This $20 billion startup is reportedly cutting lavish perks as it tries to kill its employees' 'entitlement syndrome' ahead of a possible IPO
- Palantir Technologies - a Palo Alto, California-based analytics company last valued at $20 billion - seeks to reach profitability in 2019 and eyes a potential IPO in 2020.
- To do so, the company will need to curb its culture of excessive spending, according to a Wall Street Journal report.
- Reportedly called the "Palantir Entitlement Syndrome," its team has become accustomed to next-level corporate extravagance, like 13-course tasting-menu lunches.
- The company is said to have begun cutting back on travel perks, and reportedly fired employees for expensing off-the-wall purchases like lingerie.
Palantir - a Silicon Valley-based analytics company credited with helping the United States find Osama bin Laden - is trying to tamp down on its culture of corporate spending ahead of a 2020 IPO, according to a Wall Street Journal report on Monday.
Dubbed the "Palantir Entitlement Syndrome," Palantir employees have become accustomed to next-level corporate extravagance, like 13-course tasting-menu lunches at its headquarters complete with lobster tails and sashimi, according to the report.When perks have been threatened by management in the past, employees have resisted en masse, according to the report. The Journal reports that a companywide debate broke out after artisanal bacon was nixed from the breakfast menu, in an incident known internally as "bacongate."

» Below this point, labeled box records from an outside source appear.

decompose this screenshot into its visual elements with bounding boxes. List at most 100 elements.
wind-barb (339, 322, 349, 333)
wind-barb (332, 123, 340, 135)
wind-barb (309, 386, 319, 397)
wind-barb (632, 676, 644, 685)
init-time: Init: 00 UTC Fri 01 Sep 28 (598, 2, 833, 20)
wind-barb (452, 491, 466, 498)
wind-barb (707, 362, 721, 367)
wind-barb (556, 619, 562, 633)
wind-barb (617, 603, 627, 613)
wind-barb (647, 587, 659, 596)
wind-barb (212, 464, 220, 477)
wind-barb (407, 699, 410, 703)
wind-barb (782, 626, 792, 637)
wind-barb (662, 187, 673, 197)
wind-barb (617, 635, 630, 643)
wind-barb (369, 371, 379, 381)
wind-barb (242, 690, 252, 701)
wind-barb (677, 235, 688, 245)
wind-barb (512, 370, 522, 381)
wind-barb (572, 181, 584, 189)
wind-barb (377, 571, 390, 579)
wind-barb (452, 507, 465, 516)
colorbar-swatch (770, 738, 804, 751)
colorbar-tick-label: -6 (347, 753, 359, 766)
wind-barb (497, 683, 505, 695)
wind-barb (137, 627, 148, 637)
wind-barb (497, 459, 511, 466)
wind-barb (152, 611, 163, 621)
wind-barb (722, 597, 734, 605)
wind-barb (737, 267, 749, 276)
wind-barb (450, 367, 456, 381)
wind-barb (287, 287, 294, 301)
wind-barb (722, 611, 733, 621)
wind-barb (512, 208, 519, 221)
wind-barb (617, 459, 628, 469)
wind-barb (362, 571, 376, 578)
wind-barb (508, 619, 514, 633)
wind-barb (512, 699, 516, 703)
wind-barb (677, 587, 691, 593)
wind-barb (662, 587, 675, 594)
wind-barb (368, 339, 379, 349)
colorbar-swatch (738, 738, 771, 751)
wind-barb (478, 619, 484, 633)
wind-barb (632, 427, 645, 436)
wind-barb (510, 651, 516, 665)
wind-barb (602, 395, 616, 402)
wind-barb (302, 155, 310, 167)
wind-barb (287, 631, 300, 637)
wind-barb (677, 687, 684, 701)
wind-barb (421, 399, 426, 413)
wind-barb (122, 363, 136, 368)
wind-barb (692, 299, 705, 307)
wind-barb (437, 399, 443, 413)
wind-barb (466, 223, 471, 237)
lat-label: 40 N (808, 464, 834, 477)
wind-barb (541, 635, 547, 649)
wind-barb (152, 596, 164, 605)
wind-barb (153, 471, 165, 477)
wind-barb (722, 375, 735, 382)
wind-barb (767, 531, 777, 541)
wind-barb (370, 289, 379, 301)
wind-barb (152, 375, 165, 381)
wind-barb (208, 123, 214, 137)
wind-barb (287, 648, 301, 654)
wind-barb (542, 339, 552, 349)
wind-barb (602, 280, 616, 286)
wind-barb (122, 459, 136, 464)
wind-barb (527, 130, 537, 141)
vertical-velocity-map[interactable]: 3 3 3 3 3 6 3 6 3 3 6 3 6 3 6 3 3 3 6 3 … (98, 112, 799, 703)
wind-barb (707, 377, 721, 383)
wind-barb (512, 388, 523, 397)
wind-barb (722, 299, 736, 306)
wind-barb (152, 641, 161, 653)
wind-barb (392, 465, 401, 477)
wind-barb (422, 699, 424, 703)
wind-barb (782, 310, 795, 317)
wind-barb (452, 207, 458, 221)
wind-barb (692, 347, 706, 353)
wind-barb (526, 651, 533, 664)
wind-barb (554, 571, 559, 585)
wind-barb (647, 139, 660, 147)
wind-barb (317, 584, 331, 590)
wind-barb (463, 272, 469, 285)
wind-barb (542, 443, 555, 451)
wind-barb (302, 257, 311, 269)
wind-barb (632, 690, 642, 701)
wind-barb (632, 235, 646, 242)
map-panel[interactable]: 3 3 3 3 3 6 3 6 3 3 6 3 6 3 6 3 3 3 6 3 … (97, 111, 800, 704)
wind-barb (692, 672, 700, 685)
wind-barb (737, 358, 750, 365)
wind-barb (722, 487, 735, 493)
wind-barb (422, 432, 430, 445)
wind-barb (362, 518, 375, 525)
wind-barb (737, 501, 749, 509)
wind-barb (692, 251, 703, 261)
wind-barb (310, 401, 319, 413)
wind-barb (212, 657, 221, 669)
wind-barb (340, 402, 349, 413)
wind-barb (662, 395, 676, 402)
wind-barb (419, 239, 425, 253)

However, as Palantir, last valued at $20 billion, seeks to reach profitability in 2019, and eyes a potential public offering in 2020, the 14-year-old company has reportedly begun reeling in some of its spending.
According to the Journal, Palantir has started letting go of some of its office space, and slowed its hiring of engineers. At the same time, those lavish perks have apparently come under scrutiny, as the report says that two employees were fired after expensing lingerie and suits, the Journal reports, citing people familiar with the incident. Similarly, last-minute international business-class travel is no longer an acceptable expense.
Read the full Wall Street Journal report here.
Palantir did not immediately respond to Business Insider's request for comment.